What is IP?
IPO stands for Initial Public Offering. It is the process by which a privately held company becomes a publicly traded company by offering its shares to the public for the first time. A private company with a handful of shareholders goes into the public sector by trading its shares and shares ownership. Through IPO, the company's name will be listed on the stock exchange.
E.I.P.O
It's similar to the IPO. As the name suggests, medium-sized companies raise capital by selling shares to the public.
Small and medium-sized companies receive funds from private investors through IPOs when they do not receive the required funding privately. At the end of the year, SME stocks can be traded on the stock exchange. Public investors who want to become shareholders of small and medium-sized companies can buy these shares.
Conditions for companies to issue e-IPO
Companies must be incorporated under the Companies Act, 1956.
Should have a face value of up to ₹25 crore
Must have a tangible asset of ₹1.5 crore
SMEs formed by converting partnership / proprietorship / LLP firms should have a track record of at least three years.
The SME must have a website.
The promoters of the company should not change for at least one year after the IPO is filed.
SMEs must agree to trade in demat securities.
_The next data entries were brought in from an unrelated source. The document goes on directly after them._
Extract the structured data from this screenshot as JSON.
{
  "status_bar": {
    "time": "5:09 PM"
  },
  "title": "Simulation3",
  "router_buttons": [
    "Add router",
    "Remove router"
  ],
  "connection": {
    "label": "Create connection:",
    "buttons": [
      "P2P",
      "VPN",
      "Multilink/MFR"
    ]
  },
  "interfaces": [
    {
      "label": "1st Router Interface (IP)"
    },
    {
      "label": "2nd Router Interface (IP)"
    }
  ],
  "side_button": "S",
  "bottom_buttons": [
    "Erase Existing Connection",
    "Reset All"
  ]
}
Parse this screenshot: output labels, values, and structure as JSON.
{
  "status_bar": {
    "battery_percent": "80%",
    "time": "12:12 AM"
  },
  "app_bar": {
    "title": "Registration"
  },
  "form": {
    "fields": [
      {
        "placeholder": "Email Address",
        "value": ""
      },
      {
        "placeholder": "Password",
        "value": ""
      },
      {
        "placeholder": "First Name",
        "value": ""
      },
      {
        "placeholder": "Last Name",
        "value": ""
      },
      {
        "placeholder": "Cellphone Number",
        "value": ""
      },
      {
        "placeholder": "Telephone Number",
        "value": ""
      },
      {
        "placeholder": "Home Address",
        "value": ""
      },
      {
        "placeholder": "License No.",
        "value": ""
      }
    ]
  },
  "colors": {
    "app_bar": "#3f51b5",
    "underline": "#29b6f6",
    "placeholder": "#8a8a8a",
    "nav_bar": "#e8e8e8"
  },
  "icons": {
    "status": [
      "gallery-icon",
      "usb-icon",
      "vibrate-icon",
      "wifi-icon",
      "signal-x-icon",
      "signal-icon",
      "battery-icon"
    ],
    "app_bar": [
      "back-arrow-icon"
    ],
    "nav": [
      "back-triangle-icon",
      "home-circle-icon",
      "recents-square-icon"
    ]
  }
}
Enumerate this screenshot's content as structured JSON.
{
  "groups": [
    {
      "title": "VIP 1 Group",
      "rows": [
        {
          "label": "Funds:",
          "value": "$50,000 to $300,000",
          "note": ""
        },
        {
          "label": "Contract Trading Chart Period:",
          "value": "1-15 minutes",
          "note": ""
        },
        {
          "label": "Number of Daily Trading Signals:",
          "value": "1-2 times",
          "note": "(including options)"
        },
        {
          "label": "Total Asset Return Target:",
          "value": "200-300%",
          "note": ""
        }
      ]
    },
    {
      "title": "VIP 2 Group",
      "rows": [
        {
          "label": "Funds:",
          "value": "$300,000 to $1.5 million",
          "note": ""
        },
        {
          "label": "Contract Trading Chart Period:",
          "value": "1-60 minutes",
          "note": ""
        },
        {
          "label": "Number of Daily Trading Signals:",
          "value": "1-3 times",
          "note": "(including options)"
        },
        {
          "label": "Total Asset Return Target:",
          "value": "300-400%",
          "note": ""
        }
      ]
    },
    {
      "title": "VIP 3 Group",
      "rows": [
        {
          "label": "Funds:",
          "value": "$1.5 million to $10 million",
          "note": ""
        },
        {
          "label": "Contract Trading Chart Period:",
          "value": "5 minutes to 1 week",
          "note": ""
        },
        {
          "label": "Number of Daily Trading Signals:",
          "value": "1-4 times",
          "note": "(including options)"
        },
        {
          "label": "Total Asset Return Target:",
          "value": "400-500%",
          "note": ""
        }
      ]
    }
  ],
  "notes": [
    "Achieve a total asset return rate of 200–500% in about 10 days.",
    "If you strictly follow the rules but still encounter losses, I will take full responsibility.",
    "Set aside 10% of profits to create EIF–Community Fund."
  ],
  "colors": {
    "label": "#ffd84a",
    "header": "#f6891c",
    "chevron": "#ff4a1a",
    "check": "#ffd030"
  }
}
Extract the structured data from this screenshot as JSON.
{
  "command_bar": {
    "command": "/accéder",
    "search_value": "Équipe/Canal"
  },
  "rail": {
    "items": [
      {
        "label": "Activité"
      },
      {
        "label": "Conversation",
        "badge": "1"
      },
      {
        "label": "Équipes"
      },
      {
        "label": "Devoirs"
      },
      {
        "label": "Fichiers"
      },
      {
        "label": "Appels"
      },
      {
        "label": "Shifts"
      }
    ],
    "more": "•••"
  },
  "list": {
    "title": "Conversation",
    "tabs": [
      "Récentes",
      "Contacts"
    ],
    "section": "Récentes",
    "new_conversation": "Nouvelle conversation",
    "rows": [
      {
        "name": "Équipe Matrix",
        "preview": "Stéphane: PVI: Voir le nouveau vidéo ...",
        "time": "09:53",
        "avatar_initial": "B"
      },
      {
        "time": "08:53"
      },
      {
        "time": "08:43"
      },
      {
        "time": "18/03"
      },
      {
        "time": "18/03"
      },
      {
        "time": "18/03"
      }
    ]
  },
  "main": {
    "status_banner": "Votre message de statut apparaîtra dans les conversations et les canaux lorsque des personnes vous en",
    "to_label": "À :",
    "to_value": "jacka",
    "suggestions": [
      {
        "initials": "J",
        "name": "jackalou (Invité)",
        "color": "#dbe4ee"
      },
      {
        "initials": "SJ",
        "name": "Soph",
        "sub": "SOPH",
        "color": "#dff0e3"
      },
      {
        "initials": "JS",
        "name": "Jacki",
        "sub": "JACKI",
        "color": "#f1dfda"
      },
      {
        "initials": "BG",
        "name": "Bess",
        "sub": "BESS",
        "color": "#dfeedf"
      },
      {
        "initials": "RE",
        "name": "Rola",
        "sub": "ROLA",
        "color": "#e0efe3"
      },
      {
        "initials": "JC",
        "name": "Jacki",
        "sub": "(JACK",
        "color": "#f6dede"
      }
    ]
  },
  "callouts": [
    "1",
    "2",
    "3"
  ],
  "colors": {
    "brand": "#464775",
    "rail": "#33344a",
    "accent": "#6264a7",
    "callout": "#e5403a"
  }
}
An agreement has to be entered into with the SME depositors.
Can I apply for it?
1) Open a demat account: The first step is to open a demat account with the broker of your choice, which is meant for storing securities in digital form. There are many apps available for this.
2) Watch IPO Announcements: Keep a close watch on the upcoming IPOs through various channels such as newspapers, the company's official website, and announcements on BSE SME or NSE SME exchanges. The IPO announcement will mention the opening and closing date, price band and lot size. Investors can get notifications for NSE SME and BSE SME IPOs on their demat account app.
3) Apply for IPO: Once the IPO is available, there are several ways to apply. One of the most common ways is to apply online through a web trading platform or a stock trading app. Give investors accurate details such as the number of lots they want to apply for and the price they are willing to pay. To apply for an IPO, investors need to have a UPI ID linked to their bank account. IPO applications are issued through the ASBA process, which means the application amount is blocked in your bank account until the allotment process is completed.
4) Submission and Payment of Bid for IPO: Bidders can submit the application form to their broker before the last date of IPO. This can be done online through the broker's platform. Bidders can submit bids at the cut-off price on the last date. Bidders can also bid within the price range. Bidders must ensure that sufficient funds are available in the bank account linked to the Demat account.
5) Check allotment status and refund amount: On completion of the IPO, bidders can check the allotment status on the website of the exchange or at the registrar. If the shares are allotted, they will be credited to their demat account and if not allotted, the bid amount will be refunded to their bank account.